Although he was a South African citizen, he did National Service in the Royal Army Medical Corps from 1946 to 1948, helping to establish a pathology laboratory in the ruined city of Hamburg to support the hospital service there. Later, still in his twenties, he performed autopsies to provide evidence for some of the Nuremberg trials.

He was demobilised in October 1948, and returned to London, as a medical registrar at St Stephen's in 1949, the year he obtained his membership of the College. He was a medical tutor at Bart's in 1950 and a senior medical registrar from 1951 to 1955, although he spent a year in 1953 as a British Empire Cancer Campaign exchange fellow in America. He returned to work with Sir Lionel Whitby [Munk's Roll, Vol.V, p.444] and Sir Ronald Bodley Scott [Munk's Roll, Vol. VII, p.251] - the Queen's physician and editor of a definitive medical textbook of the time. Under these influences, Darrell extended his interest in haematological disorders, particularly lymphomas, and in 1955 he was appointed as a lecturer in medicine at the University of Cambridge, and an honorary consultant physician at Addenbrooke's Hospital.

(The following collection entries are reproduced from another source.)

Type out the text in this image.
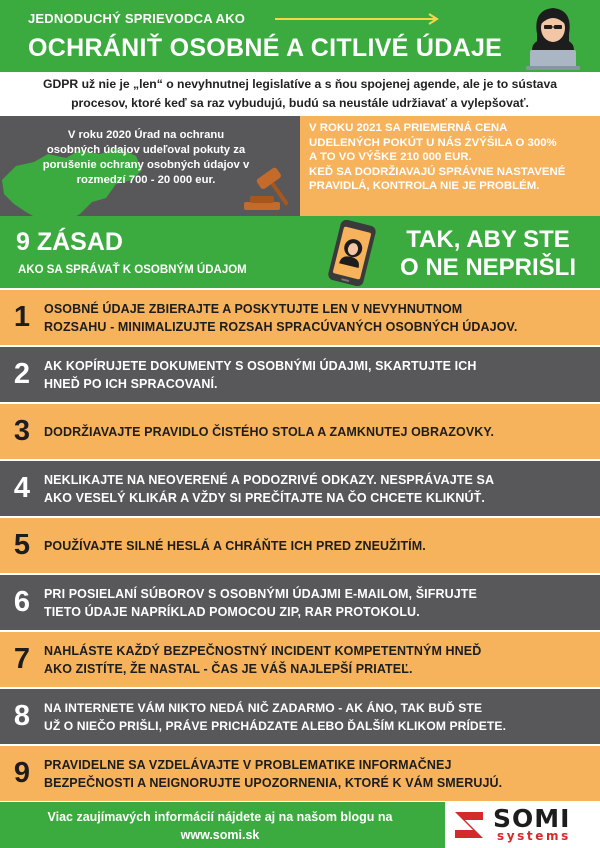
JEDNODUCHÝ SPRIEVODCA AKO
OCHRÁNIŤ OSOBNÉ A CITLIVÉ ÚDAJE
GDPR už nie je „len“ o nevyhnutnej legislatíve a s ňou spojenej agende, ale je to sústava
procesov, ktoré keď sa raz vybudujú, budú sa neustále udržiavať a vylepšovať.
V roku 2020 Úrad na ochranu
osobných údajov udeľoval pokuty za
porušenie ochrany osobných údajov v
rozmedzí 700 - 20 000 eur.
V ROKU 2021 SA PRIEMERNÁ CENA
UDELENÝCH POKÚT U NÁS ZVÝŠILA O 300%
A TO VO VÝŠKE 210 000 EUR.
KEĎ SA DODRŽIAVAJÚ SPRÁVNE NASTAVENÉ
PRAVIDLÁ, KONTROLA NIE JE PROBLÉM.
9 ZÁSAD
AKO SA SPRÁVAŤ K OSOBNÝM ÚDAJOM
TAK, ABY STE
O NE NEPRIŠLI
1	OSOBNÉ ÚDAJE ZBIERAJTE A POSKYTUJTE LEN V NEVYHNUTNOM
ROZSAHU - MINIMALIZUJTE ROZSAH SPRACÚVANÝCH OSOBNÝCH ÚDAJOV.
2	AK KOPÍRUJETE DOKUMENTY S OSOBNÝMI ÚDAJMI, SKARTUJTE ICH
HNEĎ PO ICH SPRACOVANÍ.
3	DODRŽIAVAJTE PRAVIDLO ČISTÉHO STOLA A ZAMKNUTEJ OBRAZOVKY.
4	NEKLIKAJTE NA NEOVERENÉ A PODOZRIVÉ ODKAZY. NESPRÁVAJTE SA
AKO VESELÝ KLIKÁR A VŽDY SI PREČÍTAJTE NA ČO CHCETE KLIKNÚŤ.
5	POUŽÍVAJTE SILNÉ HESLÁ A CHRÁŇTE ICH PRED ZNEUŽITÍM.
6	PRI POSIELANÍ SÚBOROV S OSOBNÝMI ÚDAJMI E-MAILOM, ŠIFRUJTE
TIETO ÚDAJE NAPRÍKLAD POMOCOU ZIP, RAR PROTOKOLU.
7	NAHLÁSTE KAŽDÝ BEZPEČNOSTNÝ INCIDENT KOMPETENTNÝM HNEĎ
AKO ZISTÍTE, ŽE NASTAL - ČAS JE VÁŠ NAJLEPŠÍ PRIATEĽ.
8	NA INTERNETE VÁM NIKTO NEDÁ NIČ ZADARMO - AK ÁNO, TAK BUĎ STE
UŽ O NIEČO PRIŠLI, PRÁVE PRICHÁDZATE ALEBO ĎALŠÍM KLIKOM PRÍDETE.
9	PRAVIDELNE SA VZDELÁVAJTE V PROBLEMATIKE INFORMAČNEJ
BEZPEČNOSTI A NEIGNORUJTE UPOZORNENIA, KTORÉ K VÁM SMERUJÚ.
Viac zaujímavých informácií nájdete aj na našom blogu na
www.somi.sk
SOMI
systems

The opening of the clinical medical school in Cambridge was delayed for many years, diverting Darrell from teaching, but enabling him to continue researching into haematological disorders. He was able also to care for lymphoma patients from all over East Anglia before oncology was established as a specialty, and before the advent of hospices.

His research concentrated on platelets and their influence on blood flow. At one stage he ingeniously adapted a machine from the oil industry to measure blood flow and viscosity. He encouraged the use of aspirin in reducing platelet aggregation, and, in one of a number of papers, advocated, in 1962, the lowering of cholesterol in vascular disease - specifically diabetic retinopathy.

In 1970 Darrell was elected a fellow of the newly established postgraduate University College, which subsequently became Wolfson College in Cambridge. Having been appointed originally to a post in the clinical medical school, which did not function as such for most of his career in Cambridge, he was able to recognise, from personal experience, that postgraduate students, and academics engaged in research were rather 'out in the cold' if they were not affiliated to a particular college within the university. He was therefore a keen supporter of Wolfson College, and a proud participant in its progress to its present position of supporting more than 800 postgraduate students within the university.

From 1973 until the early 1990s Darrel undertook additional work as a member of the regional Medical Appeals Tribunal, developing an interest in disability and rehabilitation medicine, which was to prove useful later in life.

In 1977 he was proud to be elected a Fellow of the College. He continued to work as a physician at Addenbrooke's until the age of 67, retiring in 1987, some 45 years after qualifying.

In his last years Darrell became the devoted nurse of his disabled wife, Pamela Gibbons, who survives him. Her care was an extremely challenging task, which he approached with the diligence that he had applied to all of his lifetime's activities - right back even to his musical studies in childhood. From his teens he had taken a paternal role in supporting his brothers, and later other members of his extended family. He was not a great one for delegating things and, whenever possible, tried to do things himself - increasingly against overwhelming difficulties. Ultimately he paid for this with his life, as he died from heart failure, having become increasingly exhausted by his role as a 24-hour carer. He was in all senses a true and honourable physician.